Tours

Le « Plan Etincelle » validé par les élus municipaux

Afin de relancer le commerce à Tours.

Après sa présentation la semaine dernière, « Le Plan Etincelle » promu par la ville de Tours pour soutenir le commerce a été présenté ce mardi 05 mai lors d'un conseil municipal extraordinaire. L’occasion pour les élus de débattre sur la question et plus généralement sur le rôle de la collectivité dans l’aide à la reprise économique.

50 000 bons d’achats d’une valeur de 50 euros à dépenser dans les 2 000 commerces tourangeaux, la réflexion sur la mise en place d’une marketplace locale et une somme globale d’1,5 million d’euros…. le maire de Tours, Christophe Bouchet et ses adjoints à l’économie Thibault Coulon et au commerce Mauro Cuzzoni, croient beaucoup dans ce « Plan Etincelle » pour relancer la consommation en ville.

Le plan Etincelle c’est quoi ? Relisez notre article qui explique tout ici.

Du côté des élus d’opposition ce plan est apprécié diversement. Le plus véhément est sans surprise Emmanuel Denis, élu d’opposition écologiste et également candidat à la Mairie arrivé en tête du premier tour en mars dernier. « Vous avez choisi seul dans le mépris de la représentation municipale de dépenser 1,5 million d’euros issu du budget municipal alors que nos finances sont fragiles » a-t-il attaqué. Emmanuel Denis accuse notamment Christophe Bouchet de faire sa « propre communication électoraliste » à travers ce plan qu’il définit comme étant des « paillettes ». Pour ce dernier, il aurait mieux fallu penser un plan de relance à l’échelle de la Métropole à travers notamment deux actions :

  • la création d’un fonds social métropolitain, abondé par la ville de Tours et géré par les CCAS des villes et communes de Tours métropole, pour aider prioritairement et massivement les personnes en difficulté sociale
  • la création d’un plan de solidarité économique, via le renforcement par Tours métropole des fonds de solidarité de la région, seule collectivité compétente dans l’aide directe aux entreprises

Pour le groupe « Les Démocrates », Pierre Commandeur a lui estimé que ce « plan Etincelle » était « nécessaire » car les « commerces sont des emplois essentiels qu’il est important de soutenir. » Et les élus du groupe « Les Démocrates » de proposer même un amendement (finalement rejeté) pour aller plus loin dans la démarche. Ils proposaient notamment l’extension du plan à hauteur de 4 millions d’euros finançables - selon eux - par le transfert d’investissements budgétés mais qui ne seront pas réalisés cette année.

Parmi les mesures qu’ils proposent, on note la suppression de la taxe terrasse jusqu’à la fin d’année ou encore de la CFE, mais aussi la piétonisation d’une partie des rues de l’hypercentre (rue des Halles, Scellerie, Commerce…) pour éviter des queues sur les trottoirs étroits en raison de la limitation probable de l’affluence dans les boutiques. En complément, ils prônent une sortie progressive de la gratuité du stationnement avec le maintien d’une heure gratuite dans la zone rouge et le maintien de la gratuité jusqu’en septembre pour les autres zones. « Il y a besoin d’un véritable électrochoc » pour Pierre Commandeur.

De son côté, Xavier Dateu a salué également l’initiative tout en pointant l’absence de la Métropole ou de la Région dans ce plan. Et l’élu de souhaiter également que ce fonds soit plus fléché vers les petits artisans et commerçants et notamment les bars et restaurants, en grandes difficultés face à la fermeture de leurs établissements, au moins jusqu’en juillet.

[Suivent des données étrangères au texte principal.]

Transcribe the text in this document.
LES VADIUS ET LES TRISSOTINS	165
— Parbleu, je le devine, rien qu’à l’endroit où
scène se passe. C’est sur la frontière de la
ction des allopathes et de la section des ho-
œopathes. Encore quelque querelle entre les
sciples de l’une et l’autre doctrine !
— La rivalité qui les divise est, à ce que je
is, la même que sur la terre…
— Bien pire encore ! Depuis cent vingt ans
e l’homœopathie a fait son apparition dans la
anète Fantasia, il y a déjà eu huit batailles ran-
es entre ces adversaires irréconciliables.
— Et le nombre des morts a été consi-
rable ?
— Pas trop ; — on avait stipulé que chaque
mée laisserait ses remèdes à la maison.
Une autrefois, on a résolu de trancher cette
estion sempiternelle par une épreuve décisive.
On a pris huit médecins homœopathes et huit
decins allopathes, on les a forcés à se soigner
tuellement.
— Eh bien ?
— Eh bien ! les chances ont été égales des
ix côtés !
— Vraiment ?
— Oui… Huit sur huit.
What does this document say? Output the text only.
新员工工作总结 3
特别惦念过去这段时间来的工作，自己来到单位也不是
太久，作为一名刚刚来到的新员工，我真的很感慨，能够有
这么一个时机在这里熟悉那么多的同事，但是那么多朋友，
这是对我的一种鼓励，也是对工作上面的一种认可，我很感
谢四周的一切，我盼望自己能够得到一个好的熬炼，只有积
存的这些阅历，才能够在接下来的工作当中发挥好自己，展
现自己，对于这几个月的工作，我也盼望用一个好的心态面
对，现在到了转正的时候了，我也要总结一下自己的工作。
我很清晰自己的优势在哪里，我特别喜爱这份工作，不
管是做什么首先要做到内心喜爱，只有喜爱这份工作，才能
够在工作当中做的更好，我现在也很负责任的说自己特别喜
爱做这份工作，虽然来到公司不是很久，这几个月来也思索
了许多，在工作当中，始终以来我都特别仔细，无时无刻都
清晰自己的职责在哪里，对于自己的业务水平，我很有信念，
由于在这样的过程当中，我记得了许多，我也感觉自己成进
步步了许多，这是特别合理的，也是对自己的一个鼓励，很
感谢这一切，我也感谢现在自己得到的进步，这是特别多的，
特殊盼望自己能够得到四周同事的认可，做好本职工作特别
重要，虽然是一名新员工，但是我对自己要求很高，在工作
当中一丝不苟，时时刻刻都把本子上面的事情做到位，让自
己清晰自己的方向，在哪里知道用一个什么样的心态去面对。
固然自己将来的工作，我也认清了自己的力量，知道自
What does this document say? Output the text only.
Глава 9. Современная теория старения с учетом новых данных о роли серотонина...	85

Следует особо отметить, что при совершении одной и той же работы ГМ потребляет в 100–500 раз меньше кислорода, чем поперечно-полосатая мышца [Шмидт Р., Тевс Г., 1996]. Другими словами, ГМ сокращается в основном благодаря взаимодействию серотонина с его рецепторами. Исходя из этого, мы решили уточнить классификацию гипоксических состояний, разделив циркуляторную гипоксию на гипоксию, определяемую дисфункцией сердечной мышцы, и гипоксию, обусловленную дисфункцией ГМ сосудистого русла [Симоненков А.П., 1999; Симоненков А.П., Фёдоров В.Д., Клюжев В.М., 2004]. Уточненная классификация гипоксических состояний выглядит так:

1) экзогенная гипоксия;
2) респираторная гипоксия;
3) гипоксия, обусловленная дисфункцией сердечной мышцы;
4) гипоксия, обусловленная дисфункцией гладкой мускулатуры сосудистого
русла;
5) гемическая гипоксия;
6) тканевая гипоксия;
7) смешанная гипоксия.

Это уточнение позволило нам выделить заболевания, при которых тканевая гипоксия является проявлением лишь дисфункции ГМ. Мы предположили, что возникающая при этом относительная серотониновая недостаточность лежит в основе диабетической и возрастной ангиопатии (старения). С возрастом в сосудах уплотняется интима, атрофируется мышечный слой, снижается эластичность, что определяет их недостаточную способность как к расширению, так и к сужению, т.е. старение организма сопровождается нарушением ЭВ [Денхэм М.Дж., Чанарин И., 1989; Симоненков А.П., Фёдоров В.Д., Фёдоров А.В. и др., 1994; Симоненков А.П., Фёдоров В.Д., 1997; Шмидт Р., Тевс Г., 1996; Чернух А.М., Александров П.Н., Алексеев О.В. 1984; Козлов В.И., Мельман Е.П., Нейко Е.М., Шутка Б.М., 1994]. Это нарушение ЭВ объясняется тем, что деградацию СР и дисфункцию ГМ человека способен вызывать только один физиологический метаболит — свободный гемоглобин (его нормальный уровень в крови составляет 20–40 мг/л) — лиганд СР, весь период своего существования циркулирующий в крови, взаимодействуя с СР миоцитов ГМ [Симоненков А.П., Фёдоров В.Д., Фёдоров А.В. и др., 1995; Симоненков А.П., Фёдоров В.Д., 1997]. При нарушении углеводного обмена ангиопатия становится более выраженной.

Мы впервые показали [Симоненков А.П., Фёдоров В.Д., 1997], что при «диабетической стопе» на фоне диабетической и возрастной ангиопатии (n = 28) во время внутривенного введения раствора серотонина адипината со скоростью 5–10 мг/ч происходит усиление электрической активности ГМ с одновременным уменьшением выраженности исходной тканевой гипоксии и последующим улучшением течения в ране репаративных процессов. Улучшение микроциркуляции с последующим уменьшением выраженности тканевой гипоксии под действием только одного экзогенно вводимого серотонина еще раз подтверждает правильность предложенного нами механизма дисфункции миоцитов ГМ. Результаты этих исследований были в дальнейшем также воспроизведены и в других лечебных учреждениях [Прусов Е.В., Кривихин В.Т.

Au cours d’un débat de bonne tenue, la majorité a expliqué que le montant d’1,5 million d’euros mis dans ce plan ne demandait qu’à être augmenté par les autres collectivités souhaitant y contribuer. Cela devrait être le cas pour la Métropole, à hauteur de 2,5 euros par habitant.

Un débat qui a permis quelques ajustements, comme l’émission de bons à 25 euros pour la deuxième phase prévue pour les bars-restaurants au moment de leur réouverture. Pour l’instant tous les bons qui seront émis et disponibles d’ici fin mai seront d’une valeur de 50 euros, utilisables en une fois. « L’idée est de relancer le commerce en favorisant des achats qui ne sont pas du quotidien » nous explique-t-on. Pour les commerçants, une régie municipale sera mise en place afin d’échanger les bons reçus par un versement financier.